To keep important elements of novelty in our project, we are of course continuing to develop our research hypotheses. In collaboration with several colleagues from our institute, we are working on other families of hydrogen bond donors, which were not mentioned in the initial ANR project: chloroazaphosphatrans and bis(iodoazole)boronium ions. We are going to study the possibility of inserting a hydrogen bond donor in these structures, which could then meet the initial specifications of the project.

1 publication in preparation, another one in the coming months

Developing new transformations and controlling their selectivities constitute the core of synthetic organic chemistry. Many kinds of selectivity issues can arise (chemo-, regio- and stereo-selectivities), often simultaneously, requiring a careful design of the reaction conditions to solve them. The most powerful tool to enable selective synthesis is catalysis, that is to say the use of tailored chemical entities that are able to accelerate the reaction without being consumed. Catalysts can be either heterogenous or homogeneous, and are also classified based on their structural features into three main families: metal catalysts (where a metal atom is responsible for the activity), biocatalysts (enzymes and their analogues), organocatalysts (purely organic molecules of low to moderate molecular weights). All three families have their inherent advantages and drawbacks.

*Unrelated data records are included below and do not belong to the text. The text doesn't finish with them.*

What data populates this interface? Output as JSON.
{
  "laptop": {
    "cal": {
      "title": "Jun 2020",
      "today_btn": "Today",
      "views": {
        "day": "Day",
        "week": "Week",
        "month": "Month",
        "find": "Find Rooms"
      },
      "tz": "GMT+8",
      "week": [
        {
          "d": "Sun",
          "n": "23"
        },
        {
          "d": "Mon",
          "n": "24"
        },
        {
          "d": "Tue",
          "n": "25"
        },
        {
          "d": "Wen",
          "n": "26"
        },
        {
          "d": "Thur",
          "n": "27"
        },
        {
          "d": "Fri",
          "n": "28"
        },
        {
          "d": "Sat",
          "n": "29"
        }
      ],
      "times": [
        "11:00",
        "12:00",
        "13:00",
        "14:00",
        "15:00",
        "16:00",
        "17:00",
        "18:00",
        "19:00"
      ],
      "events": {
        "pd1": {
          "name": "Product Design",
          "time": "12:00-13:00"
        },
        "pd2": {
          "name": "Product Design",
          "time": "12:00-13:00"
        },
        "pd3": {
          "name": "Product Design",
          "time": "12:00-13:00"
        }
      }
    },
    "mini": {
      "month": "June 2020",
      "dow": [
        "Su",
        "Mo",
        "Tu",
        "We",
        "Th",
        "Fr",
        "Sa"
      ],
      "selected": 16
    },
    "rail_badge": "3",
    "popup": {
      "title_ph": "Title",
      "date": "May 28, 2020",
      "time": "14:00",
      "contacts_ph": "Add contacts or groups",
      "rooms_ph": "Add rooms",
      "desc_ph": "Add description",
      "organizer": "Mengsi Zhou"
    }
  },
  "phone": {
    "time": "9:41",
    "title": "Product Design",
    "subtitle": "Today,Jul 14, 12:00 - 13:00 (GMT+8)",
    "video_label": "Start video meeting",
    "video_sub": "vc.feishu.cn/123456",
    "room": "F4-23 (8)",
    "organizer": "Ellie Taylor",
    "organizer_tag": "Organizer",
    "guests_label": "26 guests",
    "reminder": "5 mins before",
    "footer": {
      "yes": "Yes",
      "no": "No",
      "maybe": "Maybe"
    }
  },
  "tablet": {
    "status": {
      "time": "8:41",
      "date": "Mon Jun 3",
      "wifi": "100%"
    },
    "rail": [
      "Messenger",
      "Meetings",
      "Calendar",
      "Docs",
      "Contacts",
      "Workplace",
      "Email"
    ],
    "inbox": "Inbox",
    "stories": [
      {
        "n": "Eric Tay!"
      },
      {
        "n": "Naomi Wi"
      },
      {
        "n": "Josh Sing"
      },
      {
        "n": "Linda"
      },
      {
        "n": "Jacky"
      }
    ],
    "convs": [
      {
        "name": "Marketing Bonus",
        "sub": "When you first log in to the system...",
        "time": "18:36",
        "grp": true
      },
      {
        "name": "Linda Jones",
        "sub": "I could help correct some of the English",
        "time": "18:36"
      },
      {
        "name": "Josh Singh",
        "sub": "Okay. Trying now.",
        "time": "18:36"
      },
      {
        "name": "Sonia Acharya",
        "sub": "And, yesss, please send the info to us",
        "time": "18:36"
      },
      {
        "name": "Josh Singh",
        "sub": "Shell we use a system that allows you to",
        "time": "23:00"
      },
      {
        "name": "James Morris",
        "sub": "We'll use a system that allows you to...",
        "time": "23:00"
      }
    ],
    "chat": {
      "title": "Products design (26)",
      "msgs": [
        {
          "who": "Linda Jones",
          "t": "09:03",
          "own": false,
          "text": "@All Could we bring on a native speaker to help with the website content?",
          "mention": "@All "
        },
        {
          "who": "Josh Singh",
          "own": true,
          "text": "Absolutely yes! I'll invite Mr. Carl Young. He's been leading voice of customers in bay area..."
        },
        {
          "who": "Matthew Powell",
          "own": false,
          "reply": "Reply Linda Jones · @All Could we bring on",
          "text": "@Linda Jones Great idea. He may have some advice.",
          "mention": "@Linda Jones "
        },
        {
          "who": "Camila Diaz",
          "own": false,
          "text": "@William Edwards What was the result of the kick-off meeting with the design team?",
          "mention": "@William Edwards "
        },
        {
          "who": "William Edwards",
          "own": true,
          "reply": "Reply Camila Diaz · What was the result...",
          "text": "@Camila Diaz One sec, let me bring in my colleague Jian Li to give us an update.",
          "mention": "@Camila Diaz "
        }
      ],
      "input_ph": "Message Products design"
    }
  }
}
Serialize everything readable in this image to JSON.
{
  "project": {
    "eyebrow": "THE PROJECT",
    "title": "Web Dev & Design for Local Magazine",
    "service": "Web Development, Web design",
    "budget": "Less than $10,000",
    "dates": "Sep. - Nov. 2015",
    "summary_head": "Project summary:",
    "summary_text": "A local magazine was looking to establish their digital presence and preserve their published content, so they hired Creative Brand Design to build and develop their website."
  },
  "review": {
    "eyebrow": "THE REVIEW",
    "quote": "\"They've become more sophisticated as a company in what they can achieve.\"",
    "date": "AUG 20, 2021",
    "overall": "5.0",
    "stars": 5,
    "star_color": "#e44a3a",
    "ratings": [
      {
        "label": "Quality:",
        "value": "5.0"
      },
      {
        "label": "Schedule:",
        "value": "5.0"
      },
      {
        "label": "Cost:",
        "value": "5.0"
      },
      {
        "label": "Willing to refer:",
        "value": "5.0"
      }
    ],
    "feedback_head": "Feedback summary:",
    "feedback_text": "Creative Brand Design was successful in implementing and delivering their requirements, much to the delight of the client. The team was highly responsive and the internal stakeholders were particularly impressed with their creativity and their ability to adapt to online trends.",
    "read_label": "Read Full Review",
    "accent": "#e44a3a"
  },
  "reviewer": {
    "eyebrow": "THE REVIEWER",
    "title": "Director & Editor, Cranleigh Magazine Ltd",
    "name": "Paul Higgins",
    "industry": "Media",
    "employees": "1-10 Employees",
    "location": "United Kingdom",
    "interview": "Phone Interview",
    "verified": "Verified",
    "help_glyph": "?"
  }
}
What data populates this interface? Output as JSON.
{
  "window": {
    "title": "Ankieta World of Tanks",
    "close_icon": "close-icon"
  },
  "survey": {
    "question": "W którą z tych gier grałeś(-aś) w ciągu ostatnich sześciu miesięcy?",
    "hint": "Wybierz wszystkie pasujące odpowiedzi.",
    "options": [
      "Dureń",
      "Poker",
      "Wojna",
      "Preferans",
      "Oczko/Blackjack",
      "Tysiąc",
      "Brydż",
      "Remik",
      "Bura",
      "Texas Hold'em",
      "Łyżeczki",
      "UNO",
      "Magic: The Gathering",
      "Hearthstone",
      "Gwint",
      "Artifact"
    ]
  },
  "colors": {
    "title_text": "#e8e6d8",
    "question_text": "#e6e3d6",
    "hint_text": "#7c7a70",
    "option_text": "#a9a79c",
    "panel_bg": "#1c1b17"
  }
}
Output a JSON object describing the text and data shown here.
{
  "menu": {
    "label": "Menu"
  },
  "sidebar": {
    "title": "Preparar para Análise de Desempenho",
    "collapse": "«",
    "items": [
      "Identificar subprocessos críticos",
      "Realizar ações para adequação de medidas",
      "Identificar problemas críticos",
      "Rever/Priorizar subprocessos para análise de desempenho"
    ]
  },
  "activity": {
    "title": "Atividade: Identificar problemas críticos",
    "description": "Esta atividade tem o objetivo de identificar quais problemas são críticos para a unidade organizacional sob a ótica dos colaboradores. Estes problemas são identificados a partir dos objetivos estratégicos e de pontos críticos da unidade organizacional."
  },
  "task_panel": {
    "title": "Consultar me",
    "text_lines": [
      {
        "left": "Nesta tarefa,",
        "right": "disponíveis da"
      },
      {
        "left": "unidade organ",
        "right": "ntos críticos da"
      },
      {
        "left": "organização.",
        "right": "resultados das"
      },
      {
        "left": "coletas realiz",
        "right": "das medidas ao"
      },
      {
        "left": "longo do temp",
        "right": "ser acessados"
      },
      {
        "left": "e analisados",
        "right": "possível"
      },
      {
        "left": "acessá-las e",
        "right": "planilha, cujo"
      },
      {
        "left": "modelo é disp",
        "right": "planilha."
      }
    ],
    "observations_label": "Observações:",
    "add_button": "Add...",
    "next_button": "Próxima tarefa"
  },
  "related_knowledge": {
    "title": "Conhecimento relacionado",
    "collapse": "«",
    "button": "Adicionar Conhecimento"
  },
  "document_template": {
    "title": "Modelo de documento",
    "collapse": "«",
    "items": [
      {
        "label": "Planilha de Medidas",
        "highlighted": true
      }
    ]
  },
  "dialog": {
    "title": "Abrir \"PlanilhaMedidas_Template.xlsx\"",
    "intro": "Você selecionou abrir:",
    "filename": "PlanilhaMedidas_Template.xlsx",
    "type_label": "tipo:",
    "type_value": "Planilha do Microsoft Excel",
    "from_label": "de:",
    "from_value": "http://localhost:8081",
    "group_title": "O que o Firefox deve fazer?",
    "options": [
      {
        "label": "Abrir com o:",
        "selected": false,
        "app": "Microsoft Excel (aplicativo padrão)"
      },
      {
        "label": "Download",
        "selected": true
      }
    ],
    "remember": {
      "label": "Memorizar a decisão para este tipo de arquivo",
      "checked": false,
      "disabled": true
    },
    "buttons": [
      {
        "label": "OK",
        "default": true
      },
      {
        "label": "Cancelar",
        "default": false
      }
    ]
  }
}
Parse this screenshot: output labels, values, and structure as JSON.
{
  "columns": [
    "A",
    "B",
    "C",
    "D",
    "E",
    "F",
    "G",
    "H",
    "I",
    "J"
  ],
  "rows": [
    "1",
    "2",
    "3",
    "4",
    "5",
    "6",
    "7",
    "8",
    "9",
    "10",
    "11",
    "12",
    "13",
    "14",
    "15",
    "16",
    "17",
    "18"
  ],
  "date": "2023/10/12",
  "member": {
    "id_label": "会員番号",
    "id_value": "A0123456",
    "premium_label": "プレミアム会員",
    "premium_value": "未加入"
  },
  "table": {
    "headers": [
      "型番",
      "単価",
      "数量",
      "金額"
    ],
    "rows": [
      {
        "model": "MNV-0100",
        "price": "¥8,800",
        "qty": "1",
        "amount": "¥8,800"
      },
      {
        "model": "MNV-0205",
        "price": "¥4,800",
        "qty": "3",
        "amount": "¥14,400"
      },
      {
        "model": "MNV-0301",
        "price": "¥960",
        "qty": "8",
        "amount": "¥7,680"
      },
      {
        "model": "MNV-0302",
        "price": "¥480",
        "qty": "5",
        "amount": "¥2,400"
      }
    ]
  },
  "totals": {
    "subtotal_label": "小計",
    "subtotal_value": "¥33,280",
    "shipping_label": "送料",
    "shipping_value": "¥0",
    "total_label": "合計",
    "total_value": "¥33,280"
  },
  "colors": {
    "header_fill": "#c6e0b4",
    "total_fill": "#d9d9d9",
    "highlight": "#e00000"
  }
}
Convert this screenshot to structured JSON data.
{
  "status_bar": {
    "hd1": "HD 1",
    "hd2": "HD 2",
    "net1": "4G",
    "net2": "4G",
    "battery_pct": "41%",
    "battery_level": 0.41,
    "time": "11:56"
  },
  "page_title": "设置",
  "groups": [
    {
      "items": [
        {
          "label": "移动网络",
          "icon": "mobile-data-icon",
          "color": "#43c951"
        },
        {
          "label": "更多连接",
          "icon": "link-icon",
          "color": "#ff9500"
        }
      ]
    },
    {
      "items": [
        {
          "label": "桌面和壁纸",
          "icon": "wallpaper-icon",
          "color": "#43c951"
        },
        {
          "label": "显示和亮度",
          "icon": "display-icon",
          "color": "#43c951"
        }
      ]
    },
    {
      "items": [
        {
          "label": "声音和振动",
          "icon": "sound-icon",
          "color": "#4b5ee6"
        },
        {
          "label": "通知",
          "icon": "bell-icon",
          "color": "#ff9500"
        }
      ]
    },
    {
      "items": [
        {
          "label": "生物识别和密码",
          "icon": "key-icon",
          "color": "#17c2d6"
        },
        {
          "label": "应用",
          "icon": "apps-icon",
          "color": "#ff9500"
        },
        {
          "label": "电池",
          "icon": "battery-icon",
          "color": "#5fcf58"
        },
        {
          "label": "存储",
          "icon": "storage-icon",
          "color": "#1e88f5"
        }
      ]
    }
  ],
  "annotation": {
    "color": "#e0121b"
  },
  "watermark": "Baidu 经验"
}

Even though the origins of organocatalysis can be traced back to the 19th century, it is only since the beginning of the 21st century that it has emerged as an efficient and more widely applied synthetic tool. When compared to other catalysts, organocatalysts have the general advantages to be stable, easy to use, and non-toxic, making them interesting solutions in the context of green chemistry. Organocatalysis has developed around the concept of mode of activation that characterizes the nature of the interaction with the reaction partners. If many activation solutions exist with Lewis bases, Brønsted bases and Brønsted acids, Lewis acid organocatalysis still lags behind, and developing new activation possibilities is highly desirable.

Halogen atoms linked to an electron-withdrawing group develop a s-hole responsible for their Lewis acid character. As a result, they can take part in a non-covalent stabilizing association (?G° up to -50 kJ.mol-1) with Lewis bases, referred to as halogen bonding. This Lewis acid property is directly linked to the polarizability of the halogen atom so that it is mostly observed for the heaviest ones, especially iodine. Moreover, diversified neutral (perfluoroalkyl chains, perfluoroarenes…) or cationic (pyridinium or azolium rings) can take the role of the electron-withdrawing group. Halogen-bonding organocatalysis has started to emerge over the past five years but its enantioselective version is still largely underdeveloped. In the Bond-X-Bond project, we aim to synthesize and understand the behavior of new organocatalysts where hydrogen-bonding (HB) will assist halogen bonding (XB) activation to achieve enantioselectivity.